Renormalisation Group Flow and Geodesics in the O(N) Model for Large N

TL;DR

This paper introduces a geometric framework for the large N limit of the O(N) model, analyzing the parameter space metric and its curvature, and explores the renormalisation group flow as geodesics, revealing insights into fixed points and flow trajectories.

Contribution

It develops a geometric approach to the renormalisation group flow in the O(N) model, linking geodesics to flow trajectories and entropy maximisation, which is a novel perspective.

Findings

Ricci curvature diverges at the Gaussian fixed point

Curvature tends to a negative constant at the Wilson-Fisher fixed point

The critical crossover line is a geodesic in the parameter space

Abstract

A metric is introduced on the space of parameters (couplings) describing the large N limit of the O(N) model in Euclidean space.
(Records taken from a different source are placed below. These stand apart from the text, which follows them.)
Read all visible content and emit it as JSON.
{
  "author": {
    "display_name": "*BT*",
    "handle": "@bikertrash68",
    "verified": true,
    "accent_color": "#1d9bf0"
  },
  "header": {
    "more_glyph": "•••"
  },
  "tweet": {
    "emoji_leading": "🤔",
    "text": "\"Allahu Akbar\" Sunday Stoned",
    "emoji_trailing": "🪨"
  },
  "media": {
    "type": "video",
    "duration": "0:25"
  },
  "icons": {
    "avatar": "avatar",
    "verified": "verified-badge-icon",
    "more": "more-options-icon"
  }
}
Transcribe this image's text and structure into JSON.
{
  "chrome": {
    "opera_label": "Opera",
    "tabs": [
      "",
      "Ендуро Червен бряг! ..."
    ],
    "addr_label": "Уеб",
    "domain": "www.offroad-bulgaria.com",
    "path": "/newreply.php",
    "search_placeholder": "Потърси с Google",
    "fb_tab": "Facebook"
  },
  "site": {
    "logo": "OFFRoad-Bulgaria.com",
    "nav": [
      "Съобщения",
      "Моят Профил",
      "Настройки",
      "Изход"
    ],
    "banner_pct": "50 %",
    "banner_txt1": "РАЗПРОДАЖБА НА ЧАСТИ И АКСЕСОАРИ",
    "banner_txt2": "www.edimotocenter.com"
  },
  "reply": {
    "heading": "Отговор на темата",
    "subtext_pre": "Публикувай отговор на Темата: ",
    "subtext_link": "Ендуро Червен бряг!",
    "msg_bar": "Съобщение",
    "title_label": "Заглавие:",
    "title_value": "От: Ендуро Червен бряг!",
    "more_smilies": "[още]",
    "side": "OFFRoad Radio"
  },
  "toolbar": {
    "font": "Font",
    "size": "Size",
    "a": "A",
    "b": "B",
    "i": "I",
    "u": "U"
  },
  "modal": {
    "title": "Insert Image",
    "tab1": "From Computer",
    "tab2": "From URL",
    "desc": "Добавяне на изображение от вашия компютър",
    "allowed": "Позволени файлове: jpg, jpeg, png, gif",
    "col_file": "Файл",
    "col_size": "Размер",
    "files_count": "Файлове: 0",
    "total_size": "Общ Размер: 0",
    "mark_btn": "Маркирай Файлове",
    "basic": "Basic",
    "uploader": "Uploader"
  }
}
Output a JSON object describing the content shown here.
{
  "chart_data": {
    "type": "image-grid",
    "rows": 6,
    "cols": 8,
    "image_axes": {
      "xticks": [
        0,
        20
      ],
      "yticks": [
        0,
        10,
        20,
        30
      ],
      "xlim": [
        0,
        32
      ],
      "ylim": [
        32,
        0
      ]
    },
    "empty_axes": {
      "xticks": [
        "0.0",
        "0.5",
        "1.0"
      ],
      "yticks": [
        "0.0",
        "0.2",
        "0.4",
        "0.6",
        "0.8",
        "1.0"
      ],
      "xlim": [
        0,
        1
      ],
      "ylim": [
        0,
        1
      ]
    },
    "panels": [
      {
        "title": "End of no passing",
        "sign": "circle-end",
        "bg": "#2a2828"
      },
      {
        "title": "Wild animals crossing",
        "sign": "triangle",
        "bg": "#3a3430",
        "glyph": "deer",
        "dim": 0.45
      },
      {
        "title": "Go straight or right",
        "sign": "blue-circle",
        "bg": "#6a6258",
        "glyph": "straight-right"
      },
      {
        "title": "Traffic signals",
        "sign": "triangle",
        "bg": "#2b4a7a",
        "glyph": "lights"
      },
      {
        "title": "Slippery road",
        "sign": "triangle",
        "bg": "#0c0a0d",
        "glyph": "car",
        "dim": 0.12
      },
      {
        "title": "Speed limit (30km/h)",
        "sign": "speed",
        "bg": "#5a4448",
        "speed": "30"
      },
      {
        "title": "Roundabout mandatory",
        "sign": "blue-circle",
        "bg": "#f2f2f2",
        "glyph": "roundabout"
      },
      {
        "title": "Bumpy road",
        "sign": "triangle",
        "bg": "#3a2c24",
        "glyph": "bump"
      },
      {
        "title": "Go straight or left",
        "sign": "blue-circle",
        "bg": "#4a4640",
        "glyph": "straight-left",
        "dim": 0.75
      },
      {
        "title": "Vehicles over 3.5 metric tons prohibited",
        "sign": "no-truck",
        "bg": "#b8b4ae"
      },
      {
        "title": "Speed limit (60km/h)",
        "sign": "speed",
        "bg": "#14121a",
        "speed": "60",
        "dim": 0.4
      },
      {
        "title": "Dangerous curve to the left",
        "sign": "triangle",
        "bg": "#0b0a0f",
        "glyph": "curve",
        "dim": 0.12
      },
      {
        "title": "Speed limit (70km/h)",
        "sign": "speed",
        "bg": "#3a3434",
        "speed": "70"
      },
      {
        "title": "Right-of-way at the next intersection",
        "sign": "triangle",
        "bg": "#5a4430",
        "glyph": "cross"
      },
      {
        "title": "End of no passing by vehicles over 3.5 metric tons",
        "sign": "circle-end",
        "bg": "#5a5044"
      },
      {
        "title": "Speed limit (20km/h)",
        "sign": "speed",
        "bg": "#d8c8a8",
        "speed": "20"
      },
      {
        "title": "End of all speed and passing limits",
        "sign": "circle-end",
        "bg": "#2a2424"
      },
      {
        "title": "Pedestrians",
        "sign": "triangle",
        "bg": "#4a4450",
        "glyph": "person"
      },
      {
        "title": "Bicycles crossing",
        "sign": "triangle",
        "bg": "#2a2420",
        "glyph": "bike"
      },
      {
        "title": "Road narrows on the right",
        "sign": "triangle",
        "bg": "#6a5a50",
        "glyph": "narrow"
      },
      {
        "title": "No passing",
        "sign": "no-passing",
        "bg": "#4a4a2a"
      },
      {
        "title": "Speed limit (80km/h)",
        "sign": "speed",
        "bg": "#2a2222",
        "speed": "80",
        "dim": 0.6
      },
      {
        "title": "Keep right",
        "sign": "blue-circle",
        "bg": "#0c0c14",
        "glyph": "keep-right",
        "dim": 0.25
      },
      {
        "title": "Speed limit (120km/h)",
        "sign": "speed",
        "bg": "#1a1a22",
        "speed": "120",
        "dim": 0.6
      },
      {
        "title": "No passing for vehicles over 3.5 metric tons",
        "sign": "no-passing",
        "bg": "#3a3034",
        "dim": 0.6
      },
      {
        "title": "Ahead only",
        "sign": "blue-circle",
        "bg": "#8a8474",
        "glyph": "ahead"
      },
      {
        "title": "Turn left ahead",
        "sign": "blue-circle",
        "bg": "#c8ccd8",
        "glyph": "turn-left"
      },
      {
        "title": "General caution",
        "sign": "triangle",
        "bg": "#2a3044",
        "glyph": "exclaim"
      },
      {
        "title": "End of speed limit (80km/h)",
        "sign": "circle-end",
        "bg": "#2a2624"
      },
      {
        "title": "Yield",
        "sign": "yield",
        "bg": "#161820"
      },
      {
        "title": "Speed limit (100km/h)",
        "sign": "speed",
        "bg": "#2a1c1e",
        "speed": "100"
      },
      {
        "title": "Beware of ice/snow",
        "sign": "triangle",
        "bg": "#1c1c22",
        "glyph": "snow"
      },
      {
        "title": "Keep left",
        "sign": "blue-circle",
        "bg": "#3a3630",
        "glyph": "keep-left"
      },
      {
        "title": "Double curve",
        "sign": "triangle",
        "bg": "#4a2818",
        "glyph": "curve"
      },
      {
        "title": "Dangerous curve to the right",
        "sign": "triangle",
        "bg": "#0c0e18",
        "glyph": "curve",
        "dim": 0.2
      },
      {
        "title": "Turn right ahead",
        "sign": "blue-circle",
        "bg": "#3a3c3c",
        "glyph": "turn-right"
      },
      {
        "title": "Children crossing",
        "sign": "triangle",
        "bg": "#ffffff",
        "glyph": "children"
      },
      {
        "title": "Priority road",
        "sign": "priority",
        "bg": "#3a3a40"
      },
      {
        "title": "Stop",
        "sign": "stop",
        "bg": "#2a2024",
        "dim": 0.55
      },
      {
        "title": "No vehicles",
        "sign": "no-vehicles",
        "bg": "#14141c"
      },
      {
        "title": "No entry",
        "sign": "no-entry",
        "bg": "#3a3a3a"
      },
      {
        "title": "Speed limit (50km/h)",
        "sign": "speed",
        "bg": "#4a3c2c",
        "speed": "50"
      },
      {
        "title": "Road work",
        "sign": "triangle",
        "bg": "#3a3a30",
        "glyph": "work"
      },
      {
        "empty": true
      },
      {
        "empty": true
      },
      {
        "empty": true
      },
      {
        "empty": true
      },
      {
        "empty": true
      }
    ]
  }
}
The geometry associated with this metric is analysed in the particular case of the infinite volume limit in 3 dimensions and it is shown that the Ricci curvature diverges at the ultra-violet (Gaussian) fixed point but is finite and tends to constant negative curvature at the infra-red (Wilson-Fisher) fixed point. The renormalisation group flow is examined in terms of geodesics of the metric. The critical line of cross-over from the Wilson-Fisher fixed point to the Gaussian fixed point is shown to be a geodesic but all other renormalisation group trajectories, which are repulsed from the Gaussian fixed point in the ultra-violet, are not geodesics. The geodesic flow is interpreted in terms of a maximisation principle for the relative entropy.